STN Explained | Papers With Code

spatial transformer networks uses an explicit procedure to learn invariance to translation, scaling, rotation and other more general warps, making the network pay attention to the most relevant regions. STN was the first attention mechanism to explicitly predict important regions and provide a deep neural network with transformation invariance.

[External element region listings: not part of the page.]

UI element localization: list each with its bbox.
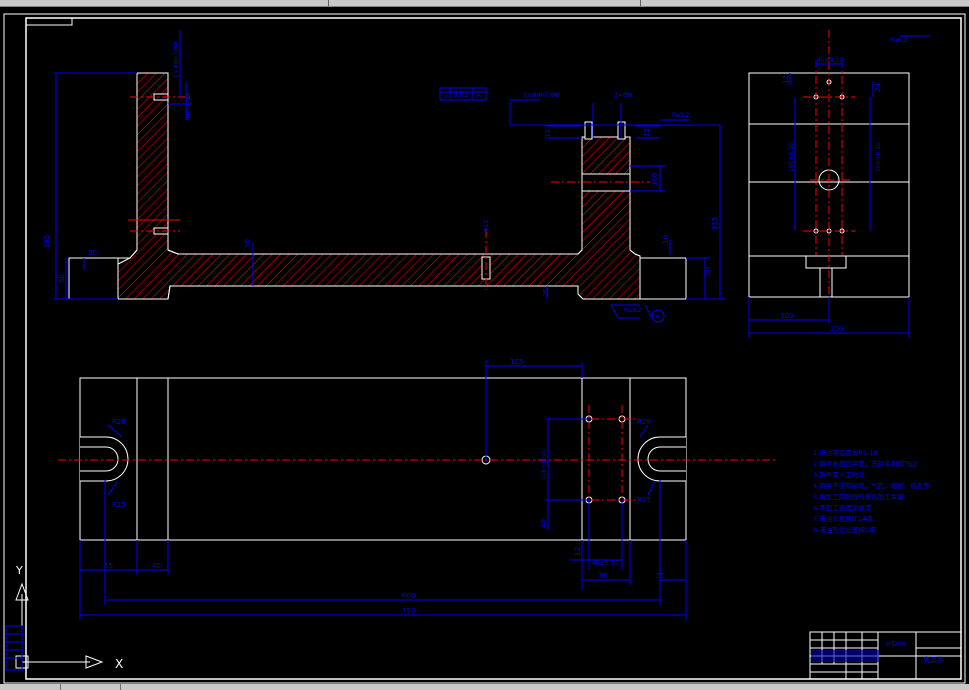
front-dim-100-vertical: 100 <box>651 173 659 186</box>
top-dim-40: 40 <box>540 519 548 528</box>
front-dim-total-height: 315 <box>711 217 719 230</box>
model-tab[interactable] <box>0 684 61 690</box>
layout-tab[interactable] <box>60 684 121 690</box>
front-right-foot <box>639 257 687 300</box>
layout-tab-strip[interactable] <box>0 684 969 690</box>
top-dim-12: 12 <box>574 547 582 556</box>
front-dim-top-hole: Φ8H7/Φ8 <box>185 92 192 120</box>
top-toolbar-strip <box>0 0 969 7</box>
toolbar-separator <box>328 0 329 6</box>
front-dim-285: 285 <box>43 235 51 248</box>
front-dim-slot: Φ12 <box>483 219 490 232</box>
note-5: 5.机加工前划线检查各加工余量 <box>813 492 904 501</box>
front-dim-20-left: 20 <box>88 249 97 257</box>
front-left-foot <box>68 257 119 300</box>
top-view-body <box>79 377 687 541</box>
top-dim-r28-left: R28 <box>112 418 126 426</box>
note-6: 6.不加工表面涂底漆 <box>813 503 872 512</box>
side-dim-160b: 160±0.10 <box>875 142 882 172</box>
front-view-section-body <box>117 72 641 300</box>
tolerance-value: 0.02 <box>453 91 469 99</box>
top-dim-75: 75 <box>655 572 664 580</box>
front-dim-bolt: 2×Φ8H7/Φ8 <box>523 92 559 99</box>
front-dim-50-left: 50 <box>58 274 66 283</box>
front-dim-2x-phi8: 2×Φ8 <box>614 92 632 99</box>
front-dim-top-stack: 2×Φ8H7/Φ8 <box>173 42 180 78</box>
front-dim-50-right: 50 <box>704 267 712 276</box>
top-dim-80: 80 <box>599 572 608 580</box>
top-dim-65: 65 <box>104 562 113 570</box>
tolerance-symbol: // <box>444 91 449 99</box>
top-dim-40-small: 40 <box>152 562 161 570</box>
toolbar-separator <box>640 0 641 6</box>
front-dim-12b: 12 <box>643 128 651 137</box>
layer-tabs-stack <box>5 625 23 671</box>
top-dim-600: 600 <box>402 592 415 600</box>
side-dim-12: 12 <box>782 75 790 84</box>
side-roughness-corner: Ra6.3 <box>890 37 907 44</box>
cad-drawing-canvas[interactable]: 285 50 20 2×Φ8H7/Φ8 Φ8H7/Φ8 // 0.02 A 2×… <box>0 7 969 684</box>
side-dim-160a: 160±0.10 <box>788 142 795 172</box>
side-dim-200: 200 <box>830 325 843 333</box>
technical-notes: 1.未注铸造圆角R5-10 2.铸件表面应平整，去除毛刺和飞边 3.铸件需人工时… <box>813 448 930 534</box>
top-right-u-slot <box>637 436 686 482</box>
top-view: 115 R28 R15 R28 R15 100±0.10 40 40±0.10 … <box>58 358 776 620</box>
front-dim-10: 10 <box>662 235 670 244</box>
top-dim-r15-right: R15 <box>637 496 651 504</box>
front-dim-25: 25 <box>542 288 550 297</box>
front-roughness-bottom: Ra3.2 <box>624 307 641 314</box>
top-dim-r28-right: R28 <box>637 418 651 426</box>
top-dim-100-vertical: 100±0.10 <box>541 450 548 480</box>
ucs-x-label: X <box>115 657 123 671</box>
top-dim-750: 750 <box>402 607 415 615</box>
top-dim-r15-left: R15 <box>112 501 126 509</box>
note-2: 2.铸件表面应平整，去除毛刺和飞边 <box>813 459 917 468</box>
top-dim-115: 115 <box>510 358 523 366</box>
note-3: 3.铸件需人工时效 <box>813 470 865 479</box>
front-view: 285 50 20 2×Φ8H7/Φ8 Φ8H7/Φ8 // 0.02 A 2×… <box>43 30 725 323</box>
ucs-icon <box>15 582 104 669</box>
note-1: 1.未注铸造圆角R5-10 <box>813 448 877 457</box>
front-dim-30: 30 <box>244 239 252 248</box>
frame-corner-box <box>25 17 73 26</box>
top-left-u-slot <box>80 436 129 482</box>
title-material: HT200 <box>886 641 906 648</box>
side-dim-top: 40±0.10 <box>817 57 843 64</box>
side-dim-100: 100 <box>780 312 793 320</box>
top-dim-40-horizontal: 40±0.10 <box>592 560 618 567</box>
side-view: Ra6.3 40±0.10 12 160±0.10 160±0.10 24 10… <box>748 30 930 338</box>
front-roughness-top: Ra3.2 <box>672 112 689 119</box>
note-7: 7.未注公差按IT14级 <box>813 514 873 523</box>
note-4: 4.铸件不得有砂眼，气孔，缩松，缩孔等 <box>813 481 930 490</box>
title-drawing-name: 夹具体 <box>923 655 944 664</box>
tolerance-datum: A <box>476 91 481 99</box>
ucs-y-label: Y <box>15 564 23 577</box>
side-dim-24: 24 <box>874 83 882 92</box>
note-8: 8.未注形位公差按C级 <box>813 525 876 534</box>
front-datum-label: A <box>655 313 660 321</box>
front-dim-12a: 12 <box>544 129 552 138</box>
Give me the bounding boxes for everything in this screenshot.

Taking a 2D image as an example, a 2D affine transformation can be formulated as followed, where A denotes a $ 2 \times 3 $ learneable affine matrix:

\begin{align}
A = f_\text{loc}(U)
\end{align}
\begin{align}
x_i^s = A x_i^t
\end{align}

Here, $U$ is the input feature map, and $f_\text{loc}$ can be any differentiable function, such as a lightweight fully-connected network or convolutional neural network. $x_{i}^{s}$ is coordinates in the output feature map, while $x_{i}^{t}$ is corresponding coordinates in the input feature map and the $ A $ matrix is the learnable affine matrix. After obtaining the correspondence, the network can sample relevant input regions using the correspondence.
To ensure that the whole process is differentiable and can be updated in an end-to-end manner, bilinear sampling is used to sample the input features.

STNs focus on discriminative regions automatically
and learn invariance to some geometric transformations.